First, a short explanation of copyright law as it relates to music. A copyright can be obtained in each of two “types” of music:

  • the musical composition (think of staff paper with notes and lyrics written on it) and the sound recording (the mechanical embodiment of the musical composition on a CD, a digital download, vinyl records, etc.). The copyright in the musical composition is usually owned by the song writer or assigned by the writer to the writer’s music publisher for licensing and other exploitation. The copyright owner of a musical composition has the right to control the public performance of that song and gets paid royalties for those public performances including radio broadcasts.
  • The copyright in a sound recording is usually owned by a record label, although in the digital age it may be owned by the artist who wrote the song(s) on that recording. The US Copyright Act does not grant the sound recording owner the right to control the public performance of that recording. So, radio stations can broadcast a recording without being required to pay public performance royalties to the recording’s owner even though it must pay the musical composition’s writer who do control public performance rights in their songs. The only exception to this rule is when the sound recording is performed through digital transmission (for example, a radio station that simultaneously streams its broadcast on its internet site has to pay public performance royalties to the recording’s owner and artists on the recordings as well as public performance royalties to the owner of the composition on that recording).

To add to the confusion, US copyright law did not give copyright protection at all to sound recordings until 1972. Prior to that date, any copyright protection for sound recordings had to come from what is known as the common law copyright in each state. And with 50 states, that common law protection was not and is still not uniform. The extent of protection for sound recordings, if any, varied from state to state. In some states, the existence of common law copyright resulted from state court decisions; in other states, it arose from the passage of state statutes. But all common law copyright protection ended, and the federal copyright law took over, when a sound recording was “published”, i.e., made available to the public for sale, rental, lease, etc. And when federal copyright law takes over and controls pre-1972 sound recordings, there is no copyright protection and no royalties available for public performance!

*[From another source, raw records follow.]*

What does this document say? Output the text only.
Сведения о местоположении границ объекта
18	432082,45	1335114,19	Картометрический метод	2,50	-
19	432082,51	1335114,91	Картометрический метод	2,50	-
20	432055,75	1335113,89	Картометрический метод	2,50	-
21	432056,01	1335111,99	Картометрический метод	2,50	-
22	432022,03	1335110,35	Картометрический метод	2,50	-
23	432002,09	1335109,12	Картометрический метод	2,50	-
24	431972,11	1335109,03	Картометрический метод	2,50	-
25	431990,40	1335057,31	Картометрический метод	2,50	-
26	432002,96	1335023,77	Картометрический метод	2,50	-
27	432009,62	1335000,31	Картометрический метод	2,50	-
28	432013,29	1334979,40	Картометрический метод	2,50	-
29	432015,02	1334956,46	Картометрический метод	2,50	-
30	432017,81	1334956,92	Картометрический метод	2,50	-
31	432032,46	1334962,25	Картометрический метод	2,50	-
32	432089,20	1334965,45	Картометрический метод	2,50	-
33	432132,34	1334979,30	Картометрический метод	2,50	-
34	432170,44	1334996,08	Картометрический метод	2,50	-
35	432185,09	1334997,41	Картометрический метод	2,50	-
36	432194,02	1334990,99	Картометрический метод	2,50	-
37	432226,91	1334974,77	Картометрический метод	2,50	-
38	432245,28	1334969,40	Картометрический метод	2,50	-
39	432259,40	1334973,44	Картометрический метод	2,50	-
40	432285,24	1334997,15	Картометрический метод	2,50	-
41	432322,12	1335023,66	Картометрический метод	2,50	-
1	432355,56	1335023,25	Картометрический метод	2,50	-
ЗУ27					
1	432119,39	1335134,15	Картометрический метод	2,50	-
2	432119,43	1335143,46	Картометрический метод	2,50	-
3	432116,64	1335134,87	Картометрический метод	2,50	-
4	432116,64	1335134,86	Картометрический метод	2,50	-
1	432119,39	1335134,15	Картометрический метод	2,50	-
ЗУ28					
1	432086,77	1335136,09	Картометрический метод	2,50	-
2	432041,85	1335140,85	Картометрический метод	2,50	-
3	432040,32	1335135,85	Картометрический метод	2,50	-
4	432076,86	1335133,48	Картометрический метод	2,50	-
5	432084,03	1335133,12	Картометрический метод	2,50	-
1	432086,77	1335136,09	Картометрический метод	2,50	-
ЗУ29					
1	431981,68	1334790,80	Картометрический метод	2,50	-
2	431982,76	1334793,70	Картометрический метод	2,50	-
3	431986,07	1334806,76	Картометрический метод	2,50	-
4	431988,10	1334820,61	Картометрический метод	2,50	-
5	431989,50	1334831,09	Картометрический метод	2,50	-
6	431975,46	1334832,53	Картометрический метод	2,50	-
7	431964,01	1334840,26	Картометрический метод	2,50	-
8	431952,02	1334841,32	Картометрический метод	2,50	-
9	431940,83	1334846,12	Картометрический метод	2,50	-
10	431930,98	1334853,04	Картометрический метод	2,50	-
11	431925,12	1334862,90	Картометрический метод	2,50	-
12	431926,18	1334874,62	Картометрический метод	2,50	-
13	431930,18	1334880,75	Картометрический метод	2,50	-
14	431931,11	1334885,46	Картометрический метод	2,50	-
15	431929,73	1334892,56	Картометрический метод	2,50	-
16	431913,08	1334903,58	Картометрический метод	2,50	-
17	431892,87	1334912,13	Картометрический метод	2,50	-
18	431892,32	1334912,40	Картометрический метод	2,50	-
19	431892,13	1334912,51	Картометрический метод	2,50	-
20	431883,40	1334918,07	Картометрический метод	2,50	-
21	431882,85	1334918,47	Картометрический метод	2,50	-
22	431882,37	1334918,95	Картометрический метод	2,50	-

A recent case filed in federal district court resolved the common law protection question for pre-1972 sound recordings in Illinois. The result did not favor those recordings. Sheridan v. iHeartmedia, Inc., 2017 WL 2424217 (N.D. Ill. June 5, 2017). In this case, the plaintiff owned the master recordings (i.e., the sound recordings) for songs from the 1950s and 1960s. The defendant played these recordings on both its internet and terrestrial broadcast radio stations without paying any royalty or license fee to the plaintiffs. The plaintiffs claimed the station’s actions violated the Illinois common law copyright protection for its pre-1972 recordings.

The court noted that Illinois’ common law copyright protects unpublished productions. The question then became had the plaintiff’s “surrendered” their common law protection by publishing the recordings (making them publicly available)? The plaintiffs claimed they had not. But the court held that the plaintiffs had published the recordings by authorizing their sale to the public as well as authorizing their broadcast.

The plaintiffs said that eliminating their common law protection would be “draconian” by denying them the monetary compensation they deserved. But the court noted that from the birth of sound recordings no one considered it an “obvious injustice” not to require broadcasters to pay owners of sound recordings for the broadcast of those recordings. After all, record labels once believed (and at one time it was true) that broadcasting sound recordings increased sales of those recordings in physical form like vinyl recordings and, later, CD’s. So the lack of performance royalties was offset by store sales. The broadcasters and the record labels did exist and continue to exist to some extent in a “symbiotic relationship.”